Neural acoustic multipole splatting for room impulse response synthesis
Geonwoo Baek, Jung-Woo Choi
TL;DR
This work tackles room impulse response (RIR) synthesis at unseen receiver positions by introducing Neural Acoustic Multipole Splatting (NAMS), a physics-informed neural field that represents sound fields as a sum of learnable neural multipoles with adjustable directivities and emitted signals, conforming to the Helmholtz equation. A pruning strategy densifies multipoles at initialization and progressively removes redundant poles based on the energy of each multipole's signal, yielding compact models with roughly 20–22% of the poles. Empirical results on MeshRIR and Treble Apartment scenes show that NAMS achieves higher accuracy across key acoustic metrics while maintaining fast inference (about 2.1–2.2 ms) and far fewer parameters than strong baselines like AVR. The approach demonstrates that multipole-based representations can more effectively capture complex room acoustics than monopole models, with pruning enabling interpretable and efficient models suitable for real-time spatial audio rendering.
Abstract
Room Impulse Response (RIR) prediction at arbitrary receiver positions is essential for practical applications such as spatial audio rendering.
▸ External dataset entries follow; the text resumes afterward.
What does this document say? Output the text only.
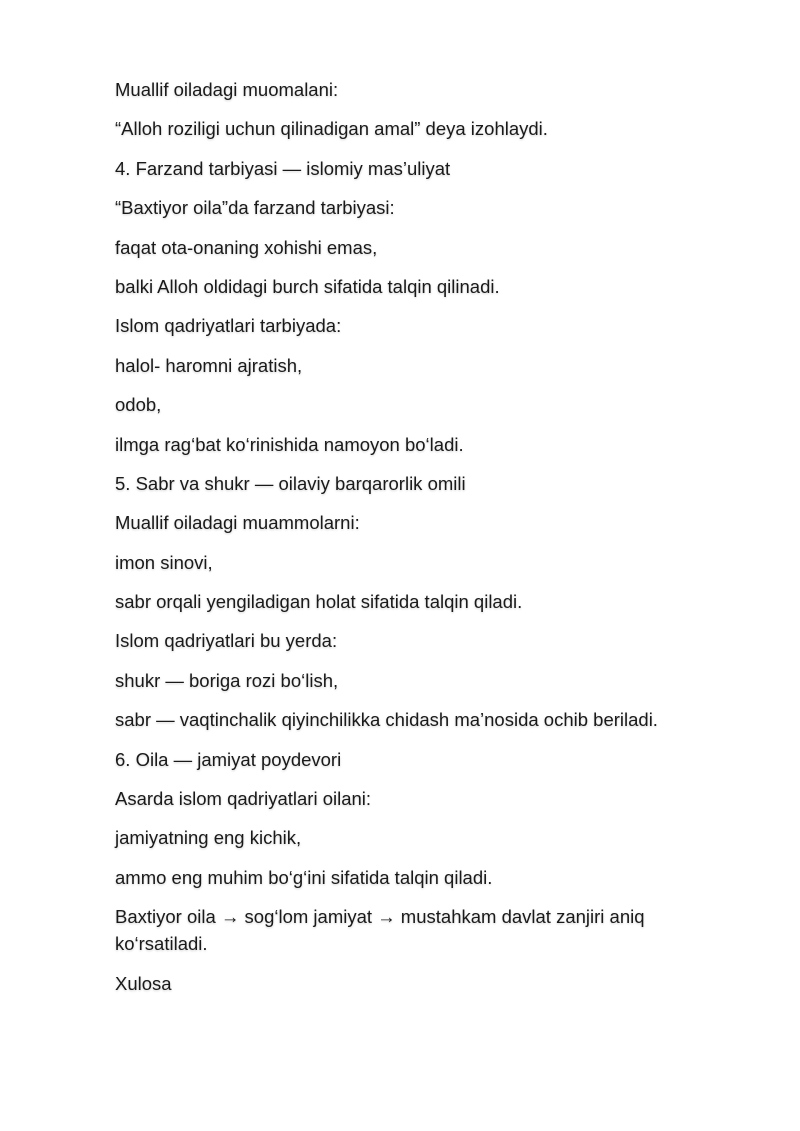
Muallif oiladagi muomalani:

“Alloh roziligi uchun qilinadigan amal” deya izohlaydi.

4. Farzand tarbiyasi — islomiy mas’uliyat

“Baxtiyor oila”da farzand tarbiyasi:

faqat ota-onaning xohishi emas,

balki Alloh oldidagi burch sifatida talqin qilinadi.

Islom qadriyatlari tarbiyada:

halol- haromni ajratish,

odob,

ilmga rag‘bat ko‘rinishida namoyon bo‘ladi.

5. Sabr va shukr — oilaviy barqarorlik omili

Muallif oiladagi muammolarni:

imon sinovi,

sabr orqali yengiladigan holat sifatida talqin qiladi.

Islom qadriyatlari bu yerda:

shukr — boriga rozi bo‘lish,

sabr — vaqtinchalik qiyinchilikka chidash ma’nosida ochib beriladi.

6. Oila — jamiyat poydevori

Asarda islom qadriyatlari oilani:

jamiyatning eng kichik,

ammo eng muhim bo‘g‘ini sifatida talqin qiladi.

Baxtiyor oila → sog‘lom jamiyat → mustahkam davlat zanjiri aniq ko‘rsatiladi.

Xulosa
We propose Neural Acoustic Multipole Splatting (NAMS), which synthesizes RIRs at unseen receiver positions by learning the positions of neural acoustic multipoles and predicting their emitted signals and directivities using a neural network. Representing sound fields through a combination of multipoles offers sufficient flexibility to express complex acoustic scenes while adhering to physical constraints such as the Helmholtz equation. We also introduce a pruning strategy that starts from a dense splatting of neural acoustic multipoles and progressively eliminates redundant ones during training. Experiments conducted on both real and synthetic datasets indicate that the proposed method surpasses previous approaches on most metrics while maintaining rapid inference. Ablation studies reveal that multipole splatting with pruning achieves better performance than the monopole model with just 20% of the poles.